Assuming a European city layout where a city center exists and the 200k inhabitants aren't all spread out into suburban sprawl. Suburbia quickly kills the idea of walking and biking distances
The old city center - museums, historical buildings, big library, cinema, theater etc - is a longer trek, but still doable in ~20 minutes cycling. Plus there's trains and buses.
TL;DR, suburban doesn't mean it should kill things being in reasonable distances. However, big caveat, it's all kind of built in a compact way; garden space is often limited (total ground is usually 2x the house itself, so 50m2 ground floor space + 50m2 garden), roads are narrow (but this is good because it's bike / pedestrian optimized, cars can't go fast), etc. See https://en.wikipedia.org/wiki/Vinex-location for a superficial description, or look at a map of Dutch suburbs or houses (https://www.funda.nl/) to see what it's like.
Then I moved to Mexico and they were on to something there: small towns have central plazas that are heavily used for social activities, young men and women can walk around meeting each other, and they build densely enough to where you can walk around the town.
So I envy anyone whose rural US upbringing is like your wife's. I didn't think we had that as an option anywhere in the US except for movies.

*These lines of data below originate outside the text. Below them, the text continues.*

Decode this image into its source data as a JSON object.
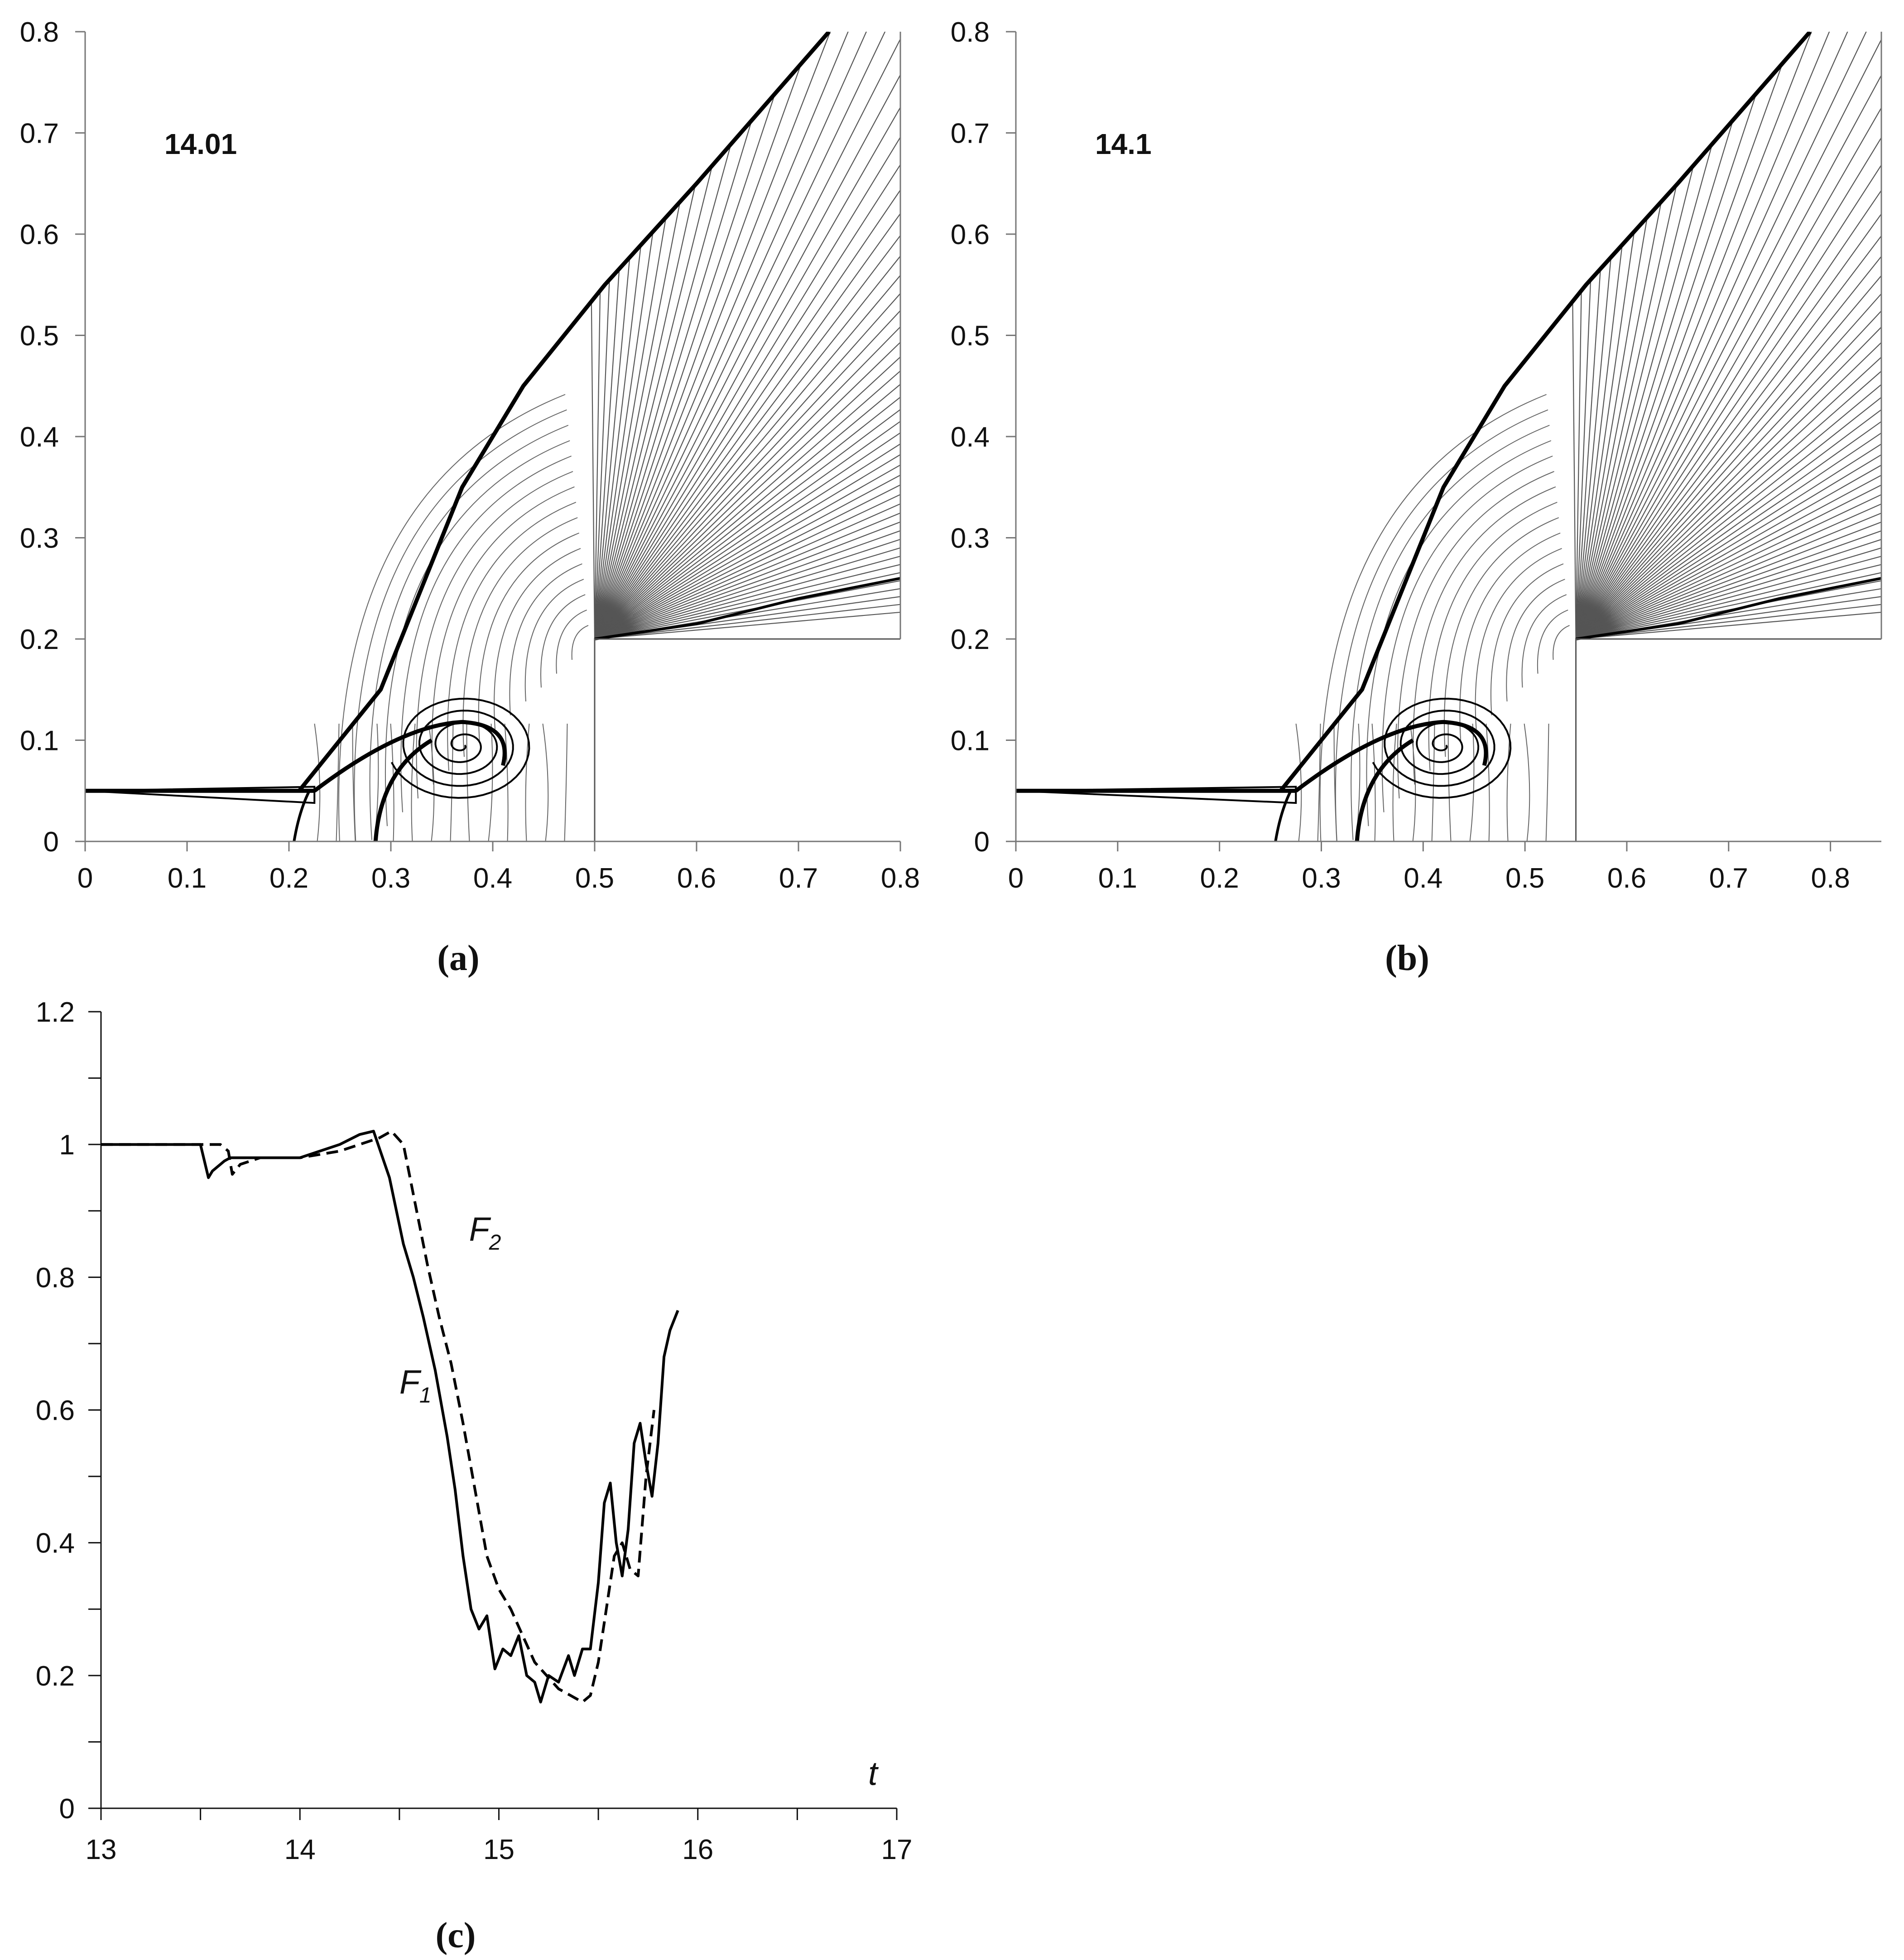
{
  "chart_data": [
    {
      "type": "contour",
      "panel": "(a)",
      "annotation": "14.01",
      "xlim": [
        0,
        0.8
      ],
      "ylim": [
        0,
        0.8
      ],
      "x_ticks": [
        "0",
        "0.1",
        "0.2",
        "0.3",
        "0.4",
        "0.5",
        "0.6",
        "0.7",
        "0.8"
      ],
      "y_ticks": [
        "0",
        "0.1",
        "0.2",
        "0.3",
        "0.4",
        "0.5",
        "0.6",
        "0.7",
        "0.8"
      ],
      "step_corner": [
        0.5,
        0.2
      ],
      "jet_height": 0.05,
      "jet_end_x": 0.21,
      "vortex_center": [
        0.37,
        0.095
      ],
      "shock_front": [
        [
          0.21,
          0.05
        ],
        [
          0.29,
          0.15
        ],
        [
          0.33,
          0.25
        ],
        [
          0.37,
          0.35
        ],
        [
          0.43,
          0.45
        ],
        [
          0.51,
          0.55
        ],
        [
          0.6,
          0.65
        ],
        [
          0.73,
          0.8
        ]
      ],
      "upper_shock_right": [
        [
          0.5,
          0.2
        ],
        [
          0.6,
          0.215
        ],
        [
          0.7,
          0.24
        ],
        [
          0.8,
          0.26
        ]
      ]
    },
    {
      "type": "contour",
      "panel": "(b)",
      "annotation": "14.1",
      "xlim": [
        0,
        0.85
      ],
      "ylim": [
        0,
        0.8
      ],
      "x_ticks": [
        "0",
        "0.1",
        "0.2",
        "0.3",
        "0.4",
        "0.5",
        "0.6",
        "0.7",
        "0.8"
      ],
      "y_ticks": [
        "0",
        "0.1",
        "0.2",
        "0.3",
        "0.4",
        "0.5",
        "0.6",
        "0.7",
        "0.8"
      ],
      "step_corner": [
        0.55,
        0.2
      ],
      "jet_height": 0.05,
      "jet_end_x": 0.26,
      "vortex_center": [
        0.42,
        0.095
      ],
      "shock_front": [
        [
          0.26,
          0.05
        ],
        [
          0.34,
          0.15
        ],
        [
          0.38,
          0.25
        ],
        [
          0.42,
          0.35
        ],
        [
          0.48,
          0.45
        ],
        [
          0.56,
          0.55
        ],
        [
          0.65,
          0.65
        ],
        [
          0.78,
          0.8
        ]
      ],
      "upper_shock_right": [
        [
          0.55,
          0.2
        ],
        [
          0.65,
          0.215
        ],
        [
          0.75,
          0.24
        ],
        [
          0.85,
          0.26
        ]
      ]
    },
    {
      "type": "line",
      "panel": "(c)",
      "xlabel": "t",
      "xlim": [
        13,
        17
      ],
      "ylim": [
        0,
        1.2
      ],
      "x_ticks": [
        "13",
        "14",
        "15",
        "16",
        "17"
      ],
      "y_ticks": [
        "0",
        "0.2",
        "0.4",
        "0.6",
        "0.8",
        "1",
        "1.2"
      ],
      "series": [
        {
          "name": "F1",
          "style": "solid",
          "x": [
            13,
            13.5,
            13.54,
            13.56,
            13.62,
            13.65,
            13.7,
            13.8,
            13.9,
            14.0,
            14.1,
            14.2,
            14.3,
            14.37,
            14.45,
            14.52,
            14.57,
            14.62,
            14.68,
            14.74,
            14.78,
            14.82,
            14.86,
            14.9,
            14.94,
            14.98,
            15.02,
            15.06,
            15.1,
            15.14,
            15.18,
            15.21,
            15.25,
            15.3,
            15.35,
            15.38,
            15.42,
            15.46,
            15.5,
            15.53,
            15.56,
            15.59,
            15.62,
            15.65,
            15.68,
            15.71,
            15.74,
            15.77,
            15.8,
            15.83,
            15.86,
            15.9
          ],
          "y": [
            1.0,
            1.0,
            0.95,
            0.96,
            0.975,
            0.98,
            0.98,
            0.98,
            0.98,
            0.98,
            0.99,
            1.0,
            1.015,
            1.02,
            0.95,
            0.85,
            0.8,
            0.74,
            0.66,
            0.56,
            0.48,
            0.38,
            0.3,
            0.27,
            0.29,
            0.21,
            0.24,
            0.23,
            0.26,
            0.2,
            0.19,
            0.16,
            0.2,
            0.19,
            0.23,
            0.2,
            0.24,
            0.24,
            0.34,
            0.46,
            0.49,
            0.4,
            0.35,
            0.42,
            0.55,
            0.58,
            0.52,
            0.47,
            0.55,
            0.68,
            0.72,
            0.75
          ]
        },
        {
          "name": "F2",
          "style": "dashed",
          "x": [
            13,
            13.6,
            13.64,
            13.66,
            13.7,
            13.8,
            13.9,
            14.0,
            14.1,
            14.2,
            14.3,
            14.4,
            14.46,
            14.52,
            14.58,
            14.64,
            14.7,
            14.76,
            14.82,
            14.88,
            14.94,
            15.0,
            15.06,
            15.12,
            15.18,
            15.24,
            15.3,
            15.36,
            15.42,
            15.46,
            15.5,
            15.54,
            15.58,
            15.62,
            15.66,
            15.7,
            15.74,
            15.78
          ],
          "y": [
            1.0,
            1.0,
            0.99,
            0.955,
            0.97,
            0.98,
            0.98,
            0.98,
            0.985,
            0.99,
            1.0,
            1.01,
            1.02,
            1.0,
            0.91,
            0.82,
            0.74,
            0.67,
            0.58,
            0.48,
            0.38,
            0.33,
            0.3,
            0.26,
            0.22,
            0.2,
            0.18,
            0.17,
            0.16,
            0.17,
            0.22,
            0.3,
            0.38,
            0.4,
            0.36,
            0.35,
            0.5,
            0.6
          ]
        }
      ],
      "curve_labels": [
        {
          "text": "F",
          "sub": "2",
          "x": 14.85,
          "y": 0.855
        },
        {
          "text": "F",
          "sub": "1",
          "x": 14.5,
          "y": 0.625
        }
      ]
    }
  ]
}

Also, a lot of the "rural" population in census data is actually living in outer suburbs and newer suburbs tend to be pretty unsafe for kids to walk/bike around
I lived my childhood in a place with about 4000 people in it. School, friends and everything else I needed was within walking, or at least biking distance. My parents didn't have to drive me everywhere. Obviously there weren't as many possible hobbies and events as in big cities, but mobility wasn't an issue.